Такими настроениями проникнута первая книга Блока. Под "Прекрасной Дамой", каков бы ни был реальный образ, вызвавший посвященные ей стихи, он разумел божественное, вечно женственное начало, которое должно, широко проникнув в мир, возродить, воскресить его. В этом отношении Блок был верным учеником Вл. Соловьева, незадолго до смерти пророчившего:
Вечная женственность ныне
В теле нетленном на землю идет.
Себя поэт представлял покорным и скромным слугою этой "Дамы", "рабом Царицы", servus Reginae, и свое дело сам определял так:
Светить в преддверьи Идеала
Туманным факелом своим.
В своих стихах Блок изображает себя то "стражником во храме", "хранящим огонь лампад", то одним из верных рабов, сторожащих у входа в терем Царицы, то - "совершающим в темном храме бедный обряд" в ожидании "Прекрасной Дамы", то пажом, который несет за Ней покрывало... Вся книга проникнута пафосом ожидания, бессчетное число раз повторяются слова "я жду", "мы ждем", "он ждет", и одно из вступительных стихотворений выражает это чувство с особой силой:
Предчувствую Тебя.
Года проходят мимо, -
Все в облике одном предчувствую Тебя.
Весь горизонт в огне и ясен нестерпимо,
Я молча жду, - тоскуя и любя [Сочетание "тоскуя и любя" слово в слово повторяет выражение Вл. Соловьева.].
Неизменно погруженный в свои мечты, автор стихов о "Прекрасной Даме" чуждается жизни. Он упорно повторяет, что жизнь его "мучит", что земля для него "пустынна". Он себя чувствует в некоей всемирной "старинной келье", в "монастыре" или на каком-то таинственном "царственном пути", где впереди перед ним идет "огнистый столп". Свои мечты поэт определяет как "сны раздумий небывалых", как "священный сон", и его заветные мольбы сводятся к одному: да исчезнет "мысль о теле", "воскресни дух, а плоть усни". Пренебрежение к "телу", к земле, жажда неземного, "бесплотного" одушевляют большинство стихотворений.

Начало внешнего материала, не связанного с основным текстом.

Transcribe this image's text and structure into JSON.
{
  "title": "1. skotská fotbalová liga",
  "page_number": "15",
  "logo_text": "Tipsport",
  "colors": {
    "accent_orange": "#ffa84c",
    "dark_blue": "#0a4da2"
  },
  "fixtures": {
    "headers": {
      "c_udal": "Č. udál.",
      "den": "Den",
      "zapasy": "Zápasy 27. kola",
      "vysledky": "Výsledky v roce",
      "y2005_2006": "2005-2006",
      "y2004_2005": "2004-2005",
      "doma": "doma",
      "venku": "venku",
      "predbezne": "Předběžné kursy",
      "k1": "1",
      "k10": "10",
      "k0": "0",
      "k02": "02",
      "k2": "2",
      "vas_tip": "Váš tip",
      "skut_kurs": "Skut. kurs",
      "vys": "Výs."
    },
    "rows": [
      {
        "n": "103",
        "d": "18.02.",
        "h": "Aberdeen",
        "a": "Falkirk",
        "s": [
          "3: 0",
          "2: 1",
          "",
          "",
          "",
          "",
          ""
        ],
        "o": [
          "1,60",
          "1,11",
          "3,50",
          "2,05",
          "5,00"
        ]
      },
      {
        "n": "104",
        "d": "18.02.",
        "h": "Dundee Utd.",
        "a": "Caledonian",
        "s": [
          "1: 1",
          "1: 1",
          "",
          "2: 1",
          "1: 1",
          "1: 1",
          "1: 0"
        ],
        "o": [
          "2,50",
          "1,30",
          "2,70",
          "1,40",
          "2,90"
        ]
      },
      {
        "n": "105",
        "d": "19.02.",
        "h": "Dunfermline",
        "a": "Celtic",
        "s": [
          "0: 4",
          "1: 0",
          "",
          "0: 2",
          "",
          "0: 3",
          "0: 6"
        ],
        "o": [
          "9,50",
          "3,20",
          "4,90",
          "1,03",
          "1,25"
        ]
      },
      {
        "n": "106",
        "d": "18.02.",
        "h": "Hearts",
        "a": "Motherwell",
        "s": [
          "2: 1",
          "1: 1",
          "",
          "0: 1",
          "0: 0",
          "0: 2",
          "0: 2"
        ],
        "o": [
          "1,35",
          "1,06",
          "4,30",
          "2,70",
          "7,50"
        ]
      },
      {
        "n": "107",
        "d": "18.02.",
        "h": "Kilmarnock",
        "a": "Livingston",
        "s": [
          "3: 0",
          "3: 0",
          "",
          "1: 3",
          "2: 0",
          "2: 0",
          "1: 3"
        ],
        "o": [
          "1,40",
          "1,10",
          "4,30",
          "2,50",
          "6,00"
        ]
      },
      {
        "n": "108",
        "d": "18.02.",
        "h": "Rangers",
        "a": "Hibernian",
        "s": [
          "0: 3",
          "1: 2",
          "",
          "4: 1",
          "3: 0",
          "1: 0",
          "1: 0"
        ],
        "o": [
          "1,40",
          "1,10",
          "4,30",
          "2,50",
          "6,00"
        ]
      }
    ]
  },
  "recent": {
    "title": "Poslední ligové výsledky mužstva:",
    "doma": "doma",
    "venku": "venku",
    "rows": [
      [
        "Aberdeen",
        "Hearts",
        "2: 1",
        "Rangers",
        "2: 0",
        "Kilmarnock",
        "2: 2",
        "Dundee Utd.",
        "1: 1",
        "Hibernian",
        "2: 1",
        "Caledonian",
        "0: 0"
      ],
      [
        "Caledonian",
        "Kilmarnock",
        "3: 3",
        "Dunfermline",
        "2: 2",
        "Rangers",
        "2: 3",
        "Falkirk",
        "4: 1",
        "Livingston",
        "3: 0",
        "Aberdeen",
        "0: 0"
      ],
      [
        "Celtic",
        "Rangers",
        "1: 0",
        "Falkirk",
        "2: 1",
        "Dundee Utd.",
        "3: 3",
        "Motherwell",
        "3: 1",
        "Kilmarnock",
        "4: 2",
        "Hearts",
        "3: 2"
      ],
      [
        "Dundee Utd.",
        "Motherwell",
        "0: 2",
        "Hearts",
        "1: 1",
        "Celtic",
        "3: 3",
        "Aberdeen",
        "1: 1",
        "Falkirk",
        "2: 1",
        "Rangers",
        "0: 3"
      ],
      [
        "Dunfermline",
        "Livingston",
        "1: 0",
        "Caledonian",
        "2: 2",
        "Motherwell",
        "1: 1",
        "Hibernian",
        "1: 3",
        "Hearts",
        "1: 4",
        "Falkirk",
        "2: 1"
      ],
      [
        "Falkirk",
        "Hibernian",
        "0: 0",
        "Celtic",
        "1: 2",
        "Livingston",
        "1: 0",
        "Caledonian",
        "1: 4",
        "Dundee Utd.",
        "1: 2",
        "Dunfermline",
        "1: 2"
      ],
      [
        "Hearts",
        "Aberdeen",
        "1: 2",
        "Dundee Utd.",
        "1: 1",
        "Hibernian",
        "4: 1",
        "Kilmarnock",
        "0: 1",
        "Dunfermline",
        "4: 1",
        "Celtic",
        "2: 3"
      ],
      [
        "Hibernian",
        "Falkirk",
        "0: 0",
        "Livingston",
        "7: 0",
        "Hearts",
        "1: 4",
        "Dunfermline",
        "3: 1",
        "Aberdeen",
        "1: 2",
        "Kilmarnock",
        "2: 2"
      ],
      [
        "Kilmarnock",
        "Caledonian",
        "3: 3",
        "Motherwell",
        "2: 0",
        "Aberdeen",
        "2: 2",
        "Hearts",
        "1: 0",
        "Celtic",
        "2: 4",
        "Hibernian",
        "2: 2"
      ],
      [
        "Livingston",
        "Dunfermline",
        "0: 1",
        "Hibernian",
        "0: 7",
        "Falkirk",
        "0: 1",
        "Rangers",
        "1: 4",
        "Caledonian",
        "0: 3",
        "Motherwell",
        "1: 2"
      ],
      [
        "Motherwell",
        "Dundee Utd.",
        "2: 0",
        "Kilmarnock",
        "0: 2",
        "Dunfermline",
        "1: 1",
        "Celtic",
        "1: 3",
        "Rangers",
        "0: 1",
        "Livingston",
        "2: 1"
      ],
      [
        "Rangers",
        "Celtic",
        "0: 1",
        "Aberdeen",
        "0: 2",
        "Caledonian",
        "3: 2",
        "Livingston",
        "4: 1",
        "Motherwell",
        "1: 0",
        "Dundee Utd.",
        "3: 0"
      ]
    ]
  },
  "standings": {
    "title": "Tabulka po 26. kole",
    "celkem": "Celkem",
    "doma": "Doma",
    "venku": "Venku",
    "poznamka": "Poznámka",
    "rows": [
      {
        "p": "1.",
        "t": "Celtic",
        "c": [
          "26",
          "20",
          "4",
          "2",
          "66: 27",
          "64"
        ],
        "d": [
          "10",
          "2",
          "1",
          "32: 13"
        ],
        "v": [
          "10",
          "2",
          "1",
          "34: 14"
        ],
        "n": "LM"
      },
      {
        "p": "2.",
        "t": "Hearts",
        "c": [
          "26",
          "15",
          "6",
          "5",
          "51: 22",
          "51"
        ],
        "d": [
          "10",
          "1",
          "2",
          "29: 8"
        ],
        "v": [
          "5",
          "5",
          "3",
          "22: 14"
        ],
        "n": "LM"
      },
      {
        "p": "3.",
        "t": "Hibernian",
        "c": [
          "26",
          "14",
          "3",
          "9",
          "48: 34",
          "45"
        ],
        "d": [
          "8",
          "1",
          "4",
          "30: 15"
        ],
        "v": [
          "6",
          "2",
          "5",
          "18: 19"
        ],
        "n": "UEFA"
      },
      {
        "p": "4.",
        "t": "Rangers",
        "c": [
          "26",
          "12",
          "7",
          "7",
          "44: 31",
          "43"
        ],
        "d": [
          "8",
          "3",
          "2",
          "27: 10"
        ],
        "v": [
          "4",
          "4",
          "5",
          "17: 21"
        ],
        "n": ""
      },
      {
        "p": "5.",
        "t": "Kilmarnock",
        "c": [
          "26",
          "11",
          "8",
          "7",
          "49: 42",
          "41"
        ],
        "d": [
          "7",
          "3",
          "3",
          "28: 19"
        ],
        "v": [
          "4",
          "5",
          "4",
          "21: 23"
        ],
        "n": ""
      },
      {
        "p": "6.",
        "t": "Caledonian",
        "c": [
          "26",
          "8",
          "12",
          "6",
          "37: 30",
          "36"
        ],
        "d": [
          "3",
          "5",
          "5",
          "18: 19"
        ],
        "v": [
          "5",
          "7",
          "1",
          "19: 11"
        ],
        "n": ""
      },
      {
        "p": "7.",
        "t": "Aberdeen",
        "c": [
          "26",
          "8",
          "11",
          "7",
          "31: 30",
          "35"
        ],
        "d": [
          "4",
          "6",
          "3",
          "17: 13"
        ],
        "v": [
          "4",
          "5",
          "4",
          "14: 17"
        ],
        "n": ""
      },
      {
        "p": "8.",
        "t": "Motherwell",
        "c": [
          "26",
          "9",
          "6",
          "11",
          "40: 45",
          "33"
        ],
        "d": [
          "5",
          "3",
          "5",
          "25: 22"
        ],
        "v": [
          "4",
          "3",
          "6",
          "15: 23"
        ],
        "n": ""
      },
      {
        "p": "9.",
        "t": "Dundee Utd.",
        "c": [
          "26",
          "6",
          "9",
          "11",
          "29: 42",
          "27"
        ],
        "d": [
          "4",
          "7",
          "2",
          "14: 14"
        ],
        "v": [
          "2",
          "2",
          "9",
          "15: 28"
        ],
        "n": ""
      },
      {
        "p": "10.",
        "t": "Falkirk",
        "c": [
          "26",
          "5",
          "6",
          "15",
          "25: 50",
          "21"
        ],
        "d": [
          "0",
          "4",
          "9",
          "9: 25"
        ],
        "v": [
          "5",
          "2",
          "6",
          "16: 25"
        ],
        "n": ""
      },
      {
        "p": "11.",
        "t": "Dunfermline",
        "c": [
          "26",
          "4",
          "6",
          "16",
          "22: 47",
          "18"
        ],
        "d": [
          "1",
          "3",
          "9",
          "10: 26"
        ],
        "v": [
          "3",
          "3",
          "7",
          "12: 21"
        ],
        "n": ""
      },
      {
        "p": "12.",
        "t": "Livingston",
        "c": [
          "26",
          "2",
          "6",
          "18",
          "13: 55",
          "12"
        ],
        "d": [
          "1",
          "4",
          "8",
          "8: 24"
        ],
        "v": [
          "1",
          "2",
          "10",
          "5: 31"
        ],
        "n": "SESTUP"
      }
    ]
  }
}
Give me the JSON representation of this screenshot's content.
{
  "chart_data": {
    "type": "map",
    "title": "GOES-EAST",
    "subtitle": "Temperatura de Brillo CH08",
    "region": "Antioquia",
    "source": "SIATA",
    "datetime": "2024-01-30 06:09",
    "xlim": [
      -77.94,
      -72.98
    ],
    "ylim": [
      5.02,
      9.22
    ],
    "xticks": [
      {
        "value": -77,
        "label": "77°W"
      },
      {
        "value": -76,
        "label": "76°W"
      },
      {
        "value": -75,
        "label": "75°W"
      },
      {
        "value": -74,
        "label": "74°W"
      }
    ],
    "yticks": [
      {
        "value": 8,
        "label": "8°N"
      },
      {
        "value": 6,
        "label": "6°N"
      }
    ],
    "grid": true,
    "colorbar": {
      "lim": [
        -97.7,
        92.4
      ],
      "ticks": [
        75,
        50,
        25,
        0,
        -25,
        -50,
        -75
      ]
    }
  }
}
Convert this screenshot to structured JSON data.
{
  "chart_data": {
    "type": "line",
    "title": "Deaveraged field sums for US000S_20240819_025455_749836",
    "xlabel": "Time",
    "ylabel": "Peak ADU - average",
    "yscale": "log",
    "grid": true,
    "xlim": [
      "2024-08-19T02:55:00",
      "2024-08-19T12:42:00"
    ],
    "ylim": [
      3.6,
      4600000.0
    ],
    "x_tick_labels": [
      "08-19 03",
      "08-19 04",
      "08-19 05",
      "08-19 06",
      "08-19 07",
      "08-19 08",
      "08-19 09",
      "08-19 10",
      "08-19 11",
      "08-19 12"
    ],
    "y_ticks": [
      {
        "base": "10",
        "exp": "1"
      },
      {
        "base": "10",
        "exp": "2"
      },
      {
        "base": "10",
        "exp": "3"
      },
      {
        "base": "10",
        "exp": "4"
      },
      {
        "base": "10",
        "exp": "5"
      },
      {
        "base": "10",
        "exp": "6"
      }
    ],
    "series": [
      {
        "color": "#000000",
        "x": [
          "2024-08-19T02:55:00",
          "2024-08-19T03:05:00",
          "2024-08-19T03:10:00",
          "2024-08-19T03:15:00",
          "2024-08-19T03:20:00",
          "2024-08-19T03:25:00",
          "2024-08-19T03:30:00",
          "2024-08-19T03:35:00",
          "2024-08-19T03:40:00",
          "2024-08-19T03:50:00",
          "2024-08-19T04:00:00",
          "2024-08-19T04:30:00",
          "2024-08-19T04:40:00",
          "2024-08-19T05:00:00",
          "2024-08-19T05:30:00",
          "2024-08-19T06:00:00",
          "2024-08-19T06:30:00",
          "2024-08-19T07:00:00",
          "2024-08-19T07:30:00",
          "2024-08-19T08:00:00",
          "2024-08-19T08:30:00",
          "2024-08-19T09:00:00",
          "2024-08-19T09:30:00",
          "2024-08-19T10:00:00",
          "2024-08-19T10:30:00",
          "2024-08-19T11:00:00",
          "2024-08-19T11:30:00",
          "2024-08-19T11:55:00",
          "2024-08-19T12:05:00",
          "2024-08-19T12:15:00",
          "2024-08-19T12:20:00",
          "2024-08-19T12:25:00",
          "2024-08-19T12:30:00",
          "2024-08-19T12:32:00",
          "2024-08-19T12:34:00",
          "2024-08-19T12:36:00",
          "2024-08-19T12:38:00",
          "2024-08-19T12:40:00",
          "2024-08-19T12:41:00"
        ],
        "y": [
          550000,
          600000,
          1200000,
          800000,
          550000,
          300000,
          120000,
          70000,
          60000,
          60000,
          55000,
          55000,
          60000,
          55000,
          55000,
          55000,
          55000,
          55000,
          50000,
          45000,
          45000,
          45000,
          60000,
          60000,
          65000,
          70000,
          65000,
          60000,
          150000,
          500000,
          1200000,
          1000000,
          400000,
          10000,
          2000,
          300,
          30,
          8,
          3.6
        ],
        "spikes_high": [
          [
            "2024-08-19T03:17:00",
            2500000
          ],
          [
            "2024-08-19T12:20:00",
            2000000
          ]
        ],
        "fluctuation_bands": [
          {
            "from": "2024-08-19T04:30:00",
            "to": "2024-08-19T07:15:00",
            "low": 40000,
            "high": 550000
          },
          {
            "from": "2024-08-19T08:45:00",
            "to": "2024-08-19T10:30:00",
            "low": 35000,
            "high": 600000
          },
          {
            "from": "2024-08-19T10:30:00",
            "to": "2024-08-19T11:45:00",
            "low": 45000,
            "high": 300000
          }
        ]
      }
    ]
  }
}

Все это ведет к тому, что в стихах о "Прекрасной Даме" как бы совсем нет ничего реального, - все чувства, все переживания перенесены в какой-то идеальный мир. Всему, что совершалось в жизни, поэт в стихах придает смысл иносказания. В ранних стихах Блока река - не просто река, но символ границы, отделяющей его от Идеала; белая церковь вдали, которая утром кажется приближенной, не просто церковь; "терем", "дверь", "ступени", "дорога", "заря", "небеса" - едва ли не все слова берутся поэтом в особом, условном значении. Надо освоиться с этим языком иносказаний, чтобы верно понимать смысл стихов о "Прекрасной Даме", и только тогда станет вполне ясна прелесть хотя бы такого стихотворения:
Я, отрок, зажигаю свечи,
Огонь кадильный берегу.
Она без мысли и без речи
На том смеется берегу.
Люблю вечернее моленье
У белой церкви над рекой,
Передзакатное селенье
И сумрак мутно-голубой.
Покорный ласковому взгляду,
Любуюсь тайной красоты,
И за церковную ограду
Бросаю белые цветы.
Падет туманная завеса,
Жених сойдет из алтаря,
И от вершин зубчатых леса
Забрезжит брачная заря.
Только в последних стихотворениях книги образы становятся более конкретными, более жизненными, выступают из-за ликов ангелов облики живых людей, из-за куполов таинственных храмов - стены простых домов и даже фабрики.
II
Между первой и второй книгой Блока лежит тяжелая эпоха 1905 - 1906 гг. То были годы, которые не могли не научить многому всех, кто только способны были учиться. В то же время Блок, как и его единомышленники, слишком наивно доверявшиеся своим мистическим предчувствиям, не могли не увидеть, что свершение их чаяний не так близко, как им казалось. С кружком молодых московских мистиков начала XX века в меньших размерах повторилось то же самое, что некогда испытывала вся Европа, ожидавшая около 1000 года конца мира и Страшного суда. Роковые сроки исполнились, но пророчества не сбылись. Наступила пора разочарования, разуверения, доводивших порою до насмешки над прежними святынями.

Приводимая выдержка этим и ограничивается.